Egypt’s sands cradled cathedrals once, Nile bishops chanting psalms for six centuries till Arab tides drowned them in dhimmi dust and pyramid shadows; North Africa’s olive groves echoed vespers under Berber crosses gleaming bright before crescents carved them out like cancer, patient and relentless. Constantinople, world’s grandest Christian hive, Hagia Sophia’s gold mosaics scraped to ghosts under Turkish boots pounding marble—
Now Europe’s veins throb the same, no-go zones festering from Brussels to Birmingham like Rust Belt factories reclaimed by weeds. Federer’s whisper haunts like a faded Walkman ballad skipping on prophecy: by ‘30, Paris falls wholesale, not just pockets—Brussels bows to ballot boxes stuffed with Sharia, London lost where Family Ties flickered last on cathode rays buzzing in empty living rooms.
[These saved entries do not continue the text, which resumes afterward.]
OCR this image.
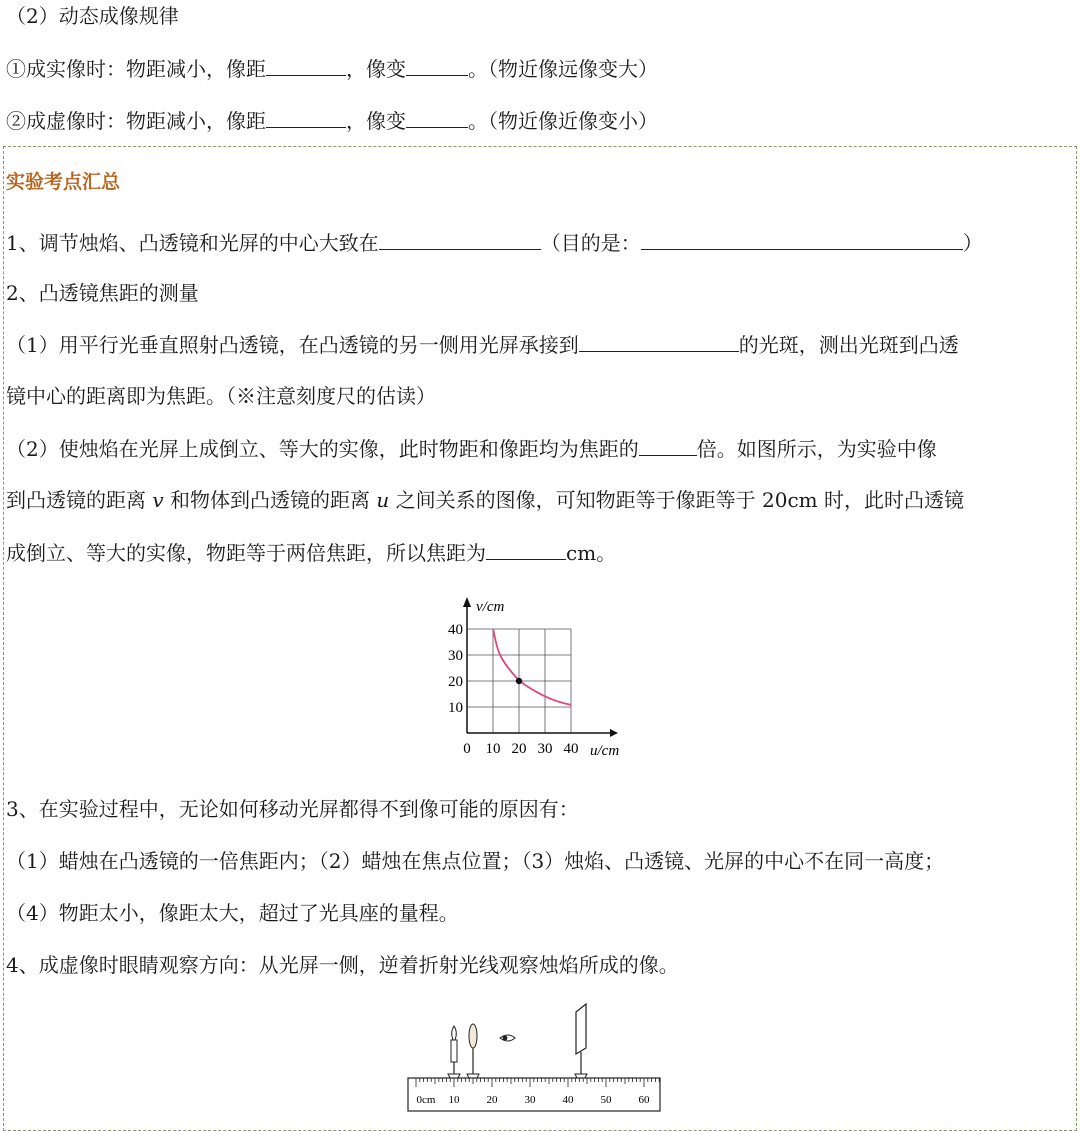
（2）动态成像规律
①成实像时：物距减小，像距	，像变	。（物近像远像变大）
②成虚像时：物距减小，像距	，像变	。（物近像近像变小）
实验考点汇总
1、调节烛焰、凸透镜和光屏的中心大致在	（目的是：	）
2、凸透镜焦距的测量
（1）用平行光垂直照射凸透镜，在凸透镜的另一侧用光屏承接到	的光斑，测出光斑到凸透
镜中心的距离即为焦距。（※注意刻度尺的估读）
（2）使烛焰在光屏上成倒立、等大的实像，此时物距和像距均为焦距的	倍。如图所示，为实验中像
到凸透镜的距离 v 和物体到凸透镜的距离 u 之间关系的图像，可知物距等于像距等于 20cm 时，此时凸透镜
成倒立、等大的实像，物距等于两倍焦距，所以焦距为	cm。
v/cm
u/cm
0 10 20 30 40
10
20
30
40
3、在实验过程中，无论如何移动光屏都得不到像可能的原因有：
（1）蜡烛在凸透镜的一倍焦距内；（2）蜡烛在焦点位置；（3）烛焰、凸透镜、光屏的中心不在同一高度；
（4）物距太小，像距太大，超过了光具座的量程。
4、成虚像时眼睛观察方向：从光屏一侧，逆着折射光线观察烛焰所成的像。
0cm 10 20 30 40 50 60
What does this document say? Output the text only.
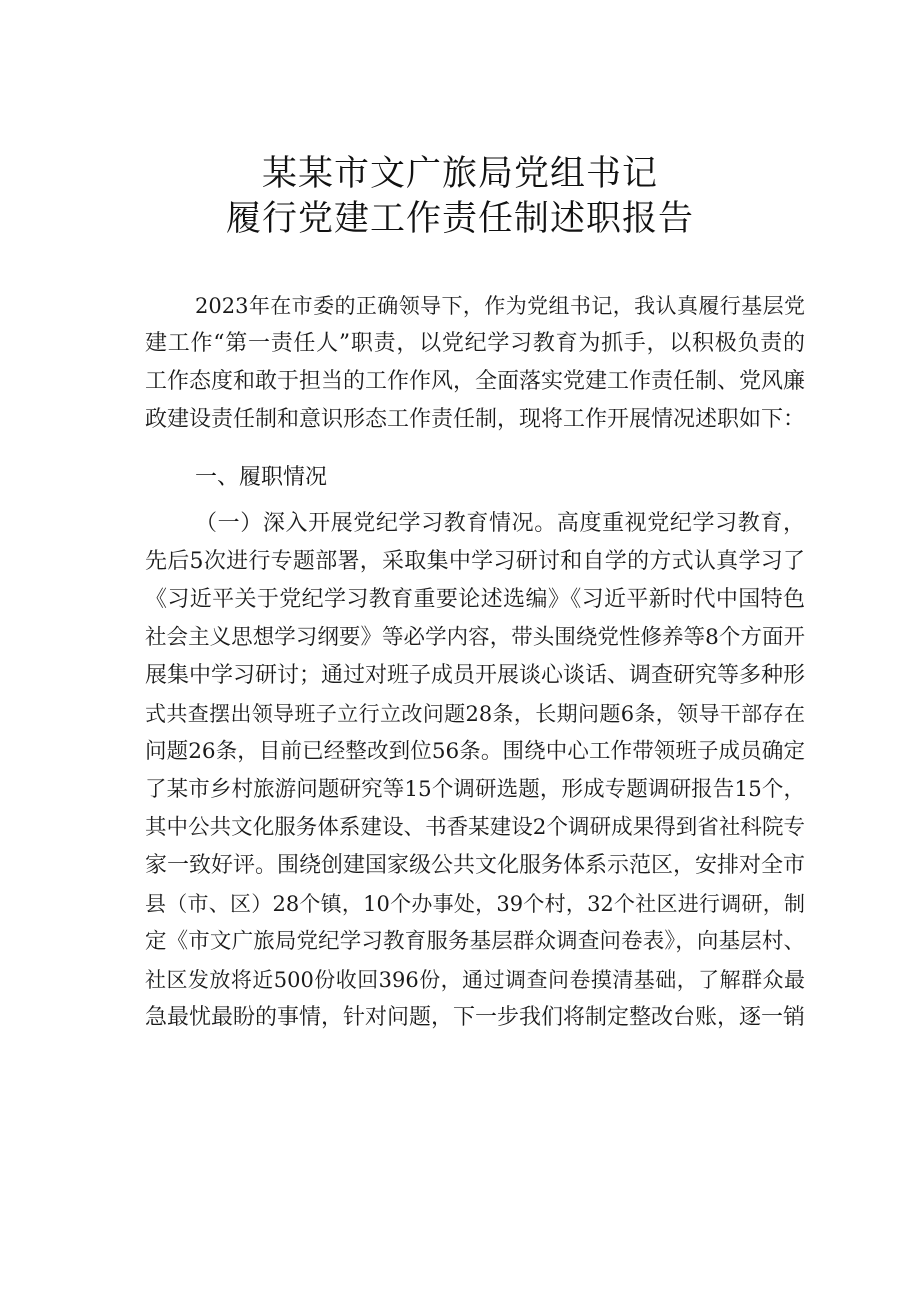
某某市文广旅局党组书记
履行党建工作责任制述职报告
2023年在市委的正确领导下，作为党组书记，我认真履行基层党
建工作“第一责任人”职责，以党纪学习教育为抓手，以积极负责的
工作态度和敢于担当的工作作风，全面落实党建工作责任制、党风廉
政建设责任制和意识形态工作责任制，现将工作开展情况述职如下：
一、履职情况
（一）深入开展党纪学习教育情况。高度重视党纪学习教育，
先后5次进行专题部署，采取集中学习研讨和自学的方式认真学习了
《习近平关于党纪学习教育重要论述选编》《习近平新时代中国特色
社会主义思想学习纲要》等必学内容，带头围绕党性修养等8个方面开
展集中学习研讨；通过对班子成员开展谈心谈话、调查研究等多种形
式共查摆出领导班子立行立改问题28条，长期问题6条，领导干部存在
问题26条，目前已经整改到位56条。围绕中心工作带领班子成员确定
了某市乡村旅游问题研究等15个调研选题，形成专题调研报告15个，
其中公共文化服务体系建设、书香某建设2个调研成果得到省社科院专
家一致好评。围绕创建国家级公共文化服务体系示范区，安排对全市
县（市、区）28个镇，10个办事处，39个村，32个社区进行调研，制
定《市文广旅局党纪学习教育服务基层群众调查问卷表》，向基层村、
社区发放将近500份收回396份，通过调查问卷摸清基础，了解群众最
急最忧最盼的事情，针对问题，下一步我们将制定整改台账，逐一销
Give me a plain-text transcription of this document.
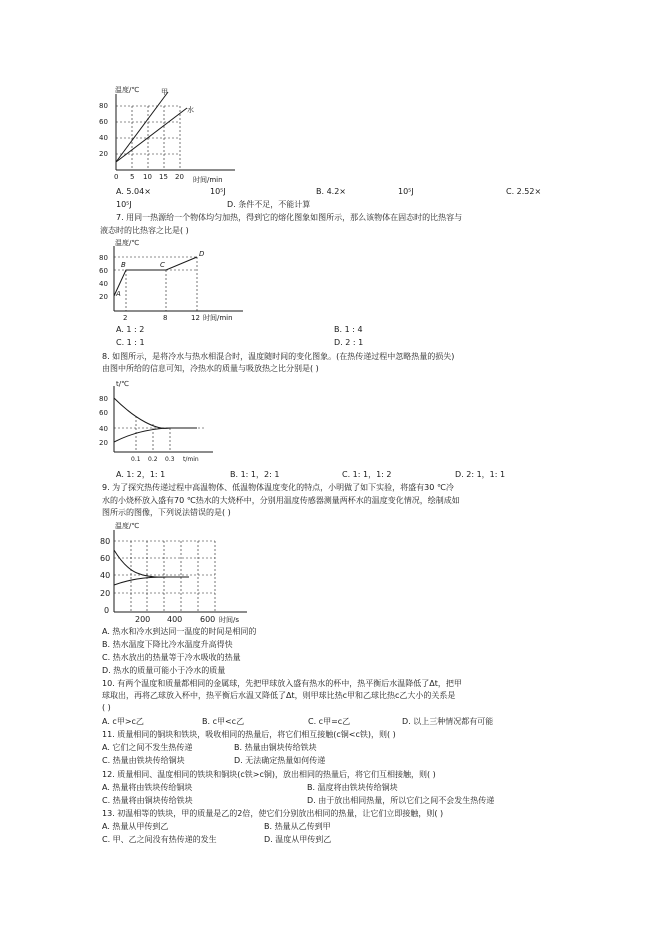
温度/℃
80
60
40
20
0 5 10 15 20 时间/min
甲
水
A. 5.04×	10⁵J	B. 4.2×	10⁵J	C. 2.52×
10⁵J	D. 条件不足，不能计算
7. 用同一热源给一个物体均匀加热，得到它的熔化图象如图所示，那么该物体在固态时的比热容与
液态时的比热容之比是( )
温度/℃
80
60
40
20 A
B	C
D
2	8	12 时间/min
A. 1 : 2	B. 1 : 4
C. 1 : 1	D. 2 : 1
8. 如图所示，是将冷水与热水相混合时，温度随时间的变化图象。(在热传递过程中忽略热量的损失)
由图中所给的信息可知，冷热水的质量与吸放热之比分别是( )
t/℃
80
60
40
20
0.1 0.2 0.3 t/min
A. 1: 2，1: 1	B. 1: 1，2: 1	C. 1: 1，1: 2	D. 2: 1，1: 1
9. 为了探究热传递过程中高温物体、低温物体温度变化的特点，小明做了如下实验，将盛有30 ℃冷
水的小烧杯放入盛有70 ℃热水的大烧杯中，分别用温度传感器测量两杯水的温度变化情况，绘制成如
图所示的图像，下列说法错误的是( )
温度/℃
80
60
40
20
0
200 400 600 时间/s
A. 热水和冷水到达同一温度的时间是相同的
B. 热水温度下降比冷水温度升高得快
C. 热水放出的热量等于冷水吸收的热量
D. 热水的质量可能小于冷水的质量
10. 有两个温度和质量都相同的金属球，先把甲球放入盛有热水的杯中，热平衡后水温降低了Δt，把甲
球取出，再将乙球放入杯中，热平衡后水温又降低了Δt，则甲球比热c甲和乙球比热c乙大小的关系是
( )
A. c甲>c乙	B. c甲<c乙	C. c甲=c乙	D. 以上三种情况都有可能
11. 质量相同的铜块和铁块，吸收相同的热量后，将它们相互接触(c铜<c铁)，则( )
A. 它们之间不发生热传递	B. 热量由铜块传给铁块
C. 热量由铁块传给铜块	D. 无法确定热量如何传递
12. 质量相同、温度相同的铁块和铜块(c铁>c铜)，放出相同的热量后，将它们互相接触，则( )
A. 热量将由铁块传给铜块	B. 温度将由铁块传给铜块
C. 热量将由铜块传给铁块	D. 由于放出相同热量，所以它们之间不会发生热传递
13. 初温相等的铁块，甲的质量是乙的2倍，使它们分别放出相同的热量，让它们立即接触，则( )
A. 热量从甲传到乙	B. 热量从乙传到甲
C. 甲、乙之间没有热传递的发生	D. 温度从甲传到乙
Vatican halls echo unfamiliar chants now, olive branches bending to winds from Mecca’s stone under domes that once rang pure, and here in the heartland, they don’t assimilate like our Italian uncles sweating in steel mills—they metastasize, numbers swelling like acid-wash jeans on a bender, whiny bitches when sparse, tyrants towering when thick with state-sanctioned snatchings.
Tower-topplers preaching 72 virgins for vein-bursting zeal, an evil god demanding child-martyrs while loving fathers shatter on courthouse steps like Al Bundy raging at life’s endless peg-no-peg, fists bloody on gates that never yield.
Maria’s eyes, wide as a VHS scream in Friday the 13th grain flickering blue, plead through bars we built with blind welcome— feel the burn, Gen X, as sandstorms bury a thousand daughters’ screams yearly under minarets rising like factory smokestacks we fled but couldn’t outrun, the Indus running red with routine.
Epilogue — Echoes from the Minaret’s Endless Wail
Shahbaz stares at the court’s frost-bitten decree, hands raw from petitions no thicker than a Roseanne script torn by indifferent clerks in starched collars, knowing one girl’s chain links a thousand more snatched routine—from Punjab’s sewage alleys to Sindh’s fields where Hindu families bolt doors at dusk, cops pocketing bribes while judges sip tea.
The pattern’s etched deep: yearly harvests of innocence, veils over violated youth, courts complicit in the cull, perpetrators recycled for the next grab. The emotional gut-punch lingers like a bad ’90s hangover chasing NyQuil dreams: we laughed at Al Bundy cursing the neighbors through thin walls, but this darkness devours cradle by cradle, system-wide—wake up before your block becomes their bazaar, minarets mocking the crosses we hung in basements amid the mothballs.
Lullaby — Sandman’s Cruel Rock
Hush now, Maria, in your borrowed bed of thorns and lies, Dream of home lights flickering red through cracked dawn skies.
Father fights on through the endless night, fists bloodied on iron gates that clang, Shadows claim you with whispers that seal your fate, muezzins sing their endless song.
Sleep, little lamb, in the thief’s cruel hold so tight and cold, Tomorrow’s conquests march in the dawn’s harsh light, a thousand stories retold.
Rock-a-bye cradle in minaret’s sway so slow, Fallen empires whisper your name, and hundreds more in the undertow.
Hush-a-bye yearly, the alleys claim their due, Pakistan’s daughters lost, one veil at a time, me and you.
“They come not to share the fire, but to claim the hearth—and torch the cribs within, one thousand at a time.”